Minority issues are usually non-issues for those in the majority, because the ramifications and subtleties of the issues do not seem to affect them. The Don’t Ask, Don’t Tell policy may seem plausible and even ideal to the majority population because it does not deny military service to homosexual people, but it does not allow for the overt nature of their orientation to expose itself to those who deem such behavior as immoral or taboo.
Don’t Ask, Don’t Tell does affect the rest of the population. While military officials cannot ask its members about their sexual orientation, it will seek to resolve instances where a member may have “openly” involved himself in homosexual activity. That means that if a service member comes home to a long term relationship and is found by another service member to be holding hands or kissing his true love in a public park, the Don’t Ask, Don’t Tell contract can be broken. He’s now become open, which signifies the “Tell” part of the policy, leaving him open for scrutiny and possible knee-jerk reactions from military colleagues. When that happens, good service members may face dismissal, leaving open ranks where there once were great, loyal service members.
Not all gay service members have ramifications from “outing” themselves among friends. Eric Alva, a military member who’s Marine-inspired middle name had been passed down three generations, was the first American to be injured in the Iraq war. He relayed his experiences of telling a select few military friends that he was gay, and getting the quiet response of, “So, what?” He was loyal, honorable, and gay.

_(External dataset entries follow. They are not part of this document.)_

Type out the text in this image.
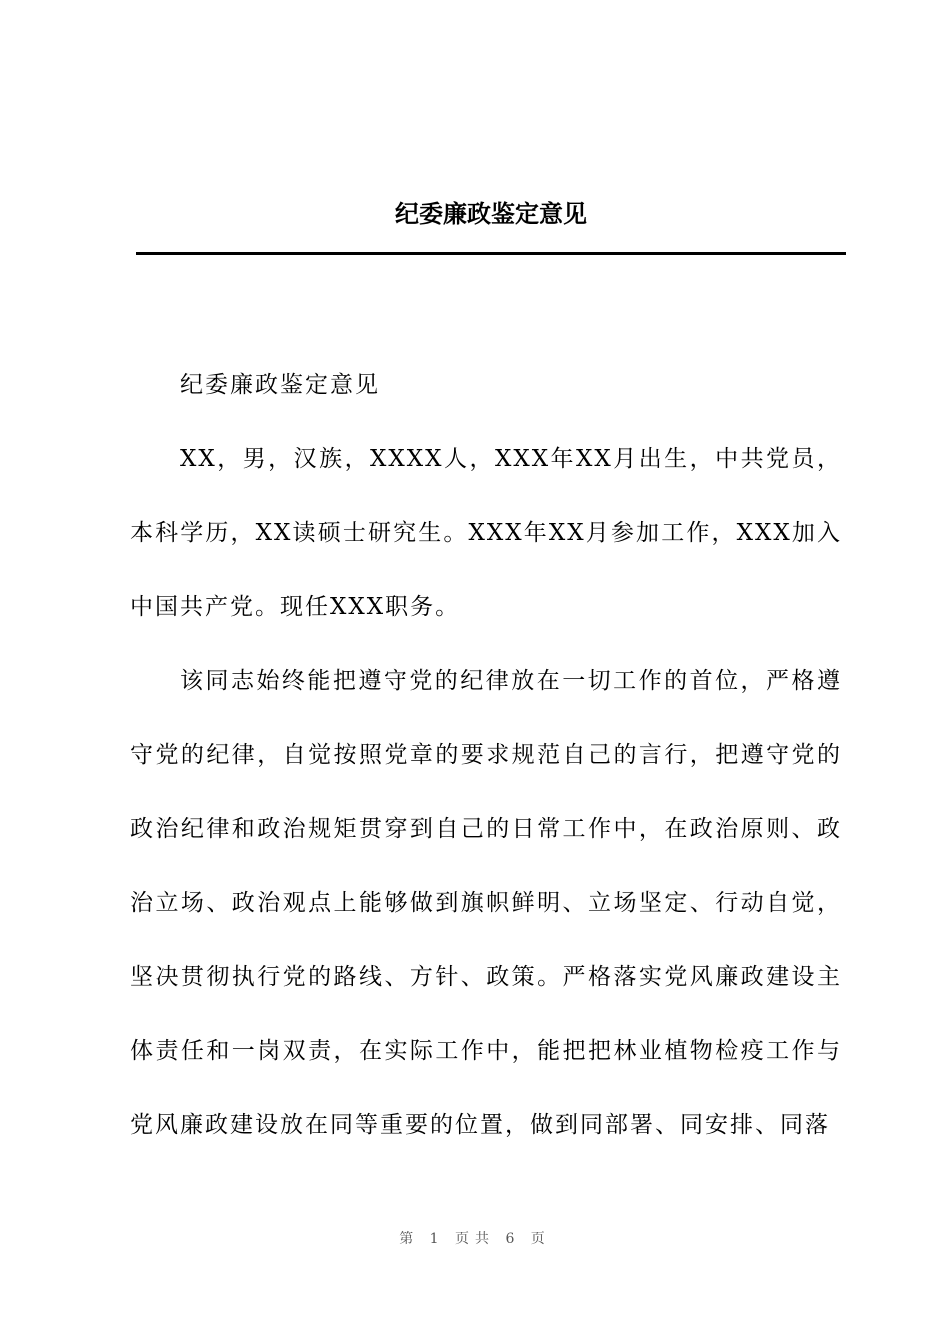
纪委廉政鉴定意见

纪委廉政鉴定意见

XX，男，汉族，XXXX人，XXX年XX月出生，中共党员，本科学历，XX读硕士研究生。XXX年XX月参加工作，XXX加入中国共产党。现任XXX职务。

该同志始终能把遵守党的纪律放在一切工作的首位，严格遵守党的纪律，自觉按照党章的要求规范自己的言行，把遵守党的政治纪律和政治规矩贯穿到自己的日常工作中，在政治原则、政治立场、政治观点上能够做到旗帜鲜明、立场坚定、行动自觉，坚决贯彻执行党的路线、方针、政策。严格落实党风廉政建设主体责任和一岗双责，在实际工作中，能把把林业植物检疫工作与党风廉政建设放在同等重要的位置，做到同部署、同安排、同落

第 1 页共 6 页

While his story, as displayed through the Huffington Post could beg the position that Don’t Ask, Don’t Tell worked in his favor, Alva makes a most salient point when he asserts, “As a former Marine and patriotic American, I am deeply disturbed that “Don’t Ask, Don’t Tell” is discouraging young patriots from joining the Military at a time when our country needs their service.” Further, Alva says, “I am horrified that “Don’t Ask, Don’t Tell” forces trained and ready troops to choose between serving their country and living openly — a choice I myself would have been faced with, had a landmine not made it for me.” Whether we understand the issues affecting homosexuality or not, we cannot move ourselves away from the fact that it must be extremely difficult for someone to have to keep such a secret. I want loyal people such as Alva serving in our military, and I am most disturbed by the idea that so many people who want to serve, opt not to due to the fear that serving in secrecy seems too daunting a task.